In his new body of work, Sujay Shah draws on science fiction, myth and history in his paintings, to create hybrid beings - human, animal, and machine - caught in states of transition and gestation. Influenced in part by Octavia Butler’s book Lilith’s Brood, in which humans are subjected to alien intervention and adaptation, this sense of hybridity runs throughout the work in recurring motifs such as cyborg bodies, allegorical creatures, and surreal figures.

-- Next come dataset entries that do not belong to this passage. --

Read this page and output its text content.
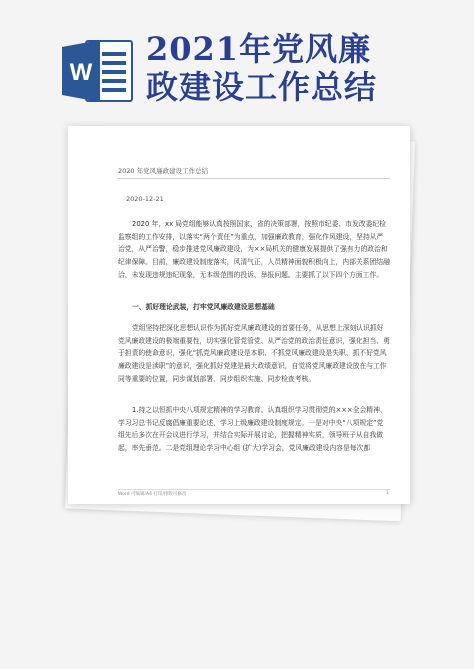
W
2021年党风廉
政建设工作总结
2020 年党风廉政建设工作总结
2020-12-21
2020 年，xx 局党组能够认真按照国家、省的决策部署，按照市纪委、市发改委纪检监察组的工作安排，以落实“两个责任”为重点，加强廉政教育，强化作风建设，坚持从严治党，从严治警，稳步推进党风廉政建设，为××局机关的健康发展提供了强有力的政治和纪律保障。目前，廉政建设制度落实，风清气正，人员精神面貌积极向上，内部关系团结融洽，未发现违规违纪现象，无本级范围的投诉、举报问题。主要抓了以下四个方面工作。
一、抓好理论武装，打牢党风廉政建设思想基础
党组坚持把深化思想认识作为抓好党风廉政建设的首要任务，从思想上深刻认识抓好党风廉政建设的极端重要性，切实强化管党管党、从严治党的政治责任意识，强化担当、勇于担责的使命意识，强化“抓党风廉政建设是本职、不抓党风廉政建设是失职、抓不好党风廉政建设是渎职”的意识，强化抓好党建是最大政绩意识，自觉将党风廉政建设放在与工作同等重要的位置，同步谋划部署、同步组织实施、同步检查考核。
1.持之以恒抓中央八项规定精神的学习教育。认真组织学习贯彻党的×××全会精神、学习习总书记反腐倡廉重要论述，学习上级廉政建设制度规定。一是对中央“八项规定”党组先后多次在开会议进行学习，并结合实际开展讨论，把握精神实质，领导班子从自我做起，率先垂范。二是党组理论学习中心组 (扩大)学习会，党风廉政建设内容是每次都
Word 可编辑/A4 打印/排版可修改	1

Created during a period of deep personal and global instability, this body of work marks a turning point in Shah’s practice. The works reflect the sensation of standing on shifting ground. By allowing space for ambiguity, strangeness, and complexity, he moves away from narrowing definitions of identity and instead places trust in intuition and process. The figures in these paintings emerge from landscapes marked by both breakdown and renewal. Shah is interested in the forms of life that arise from damaged systems - ecological, cultural, political, bodily, and spiritual. Ruined environments give way to new structures, and bodies change by developing extra layers, new organs, or mechanical extensions. Neither fully formed nor resolved, these figures convey vulnerability and uncertainty. They exist at a midpoint between organic, technological, and mythic lineages. They are not symbols of dystopia or progress, but transitional entities learning how to survive within altered and disorienting environments. At times they appear to be morphing and adapting; at others, they seem suspended, caught in the fragile space between dissolution and assembly.
In a world saturated with images and narratives that dictate what to think and feel, Shah’s work remains open-ended, inviting viewers to slow down, question what they see, and accept the subjective nature of meaning itself.
Shah earned his BFA in Painting from the Savannah College of Art and Design (SCAD) in 2013. After graduating, he lived in New York City, where he worked as a studio assistant to artists Paul Bloodgood and Anne Chu, an experience that deeply influenced his early artistic development. Shah has exhibited internationally in the United States (Savannah and New York), France, India, and Abu Dhabi. His work is part of the permanent collection at the Savannah College of Art and Design. His first solo exhibition, Forgive Us for Our Skins, opened at Circle Art Gallery’s new space in Nairobi in 2023. In 2024, he held his first museum solo exhibition, The Slant of Thirsting Mouths, at the SCAD Museum of Art in Atlanta. Group exhibitions include Luminous Riveries (2024), Gallery Dotwalk, India, Fictions (2022), Various Small Fires (2021), and I Will See What I Want to See (2019), all at Circle Art Gallery, If Not Now (2018) at the Cave Bureau, and Imperial Silhouettes (2024) at the Rizq Art Initiative in Abu Dhabi. Residencies include 32° East at the Ugandan Arts Trust in Kampala and The Factory in Lamu. He has taken part in the 1-54 London Contemporary African Art Fair (2023) and Art Paris (2024). In 2022, Shah was awarded the Writers Artists Travel Fellowship (WAFT) to the Venice Biennale by Wangechi Mutu Studio. In 2026 he will be taking part in the Cape Town Art Fair with Circle Art Gallery.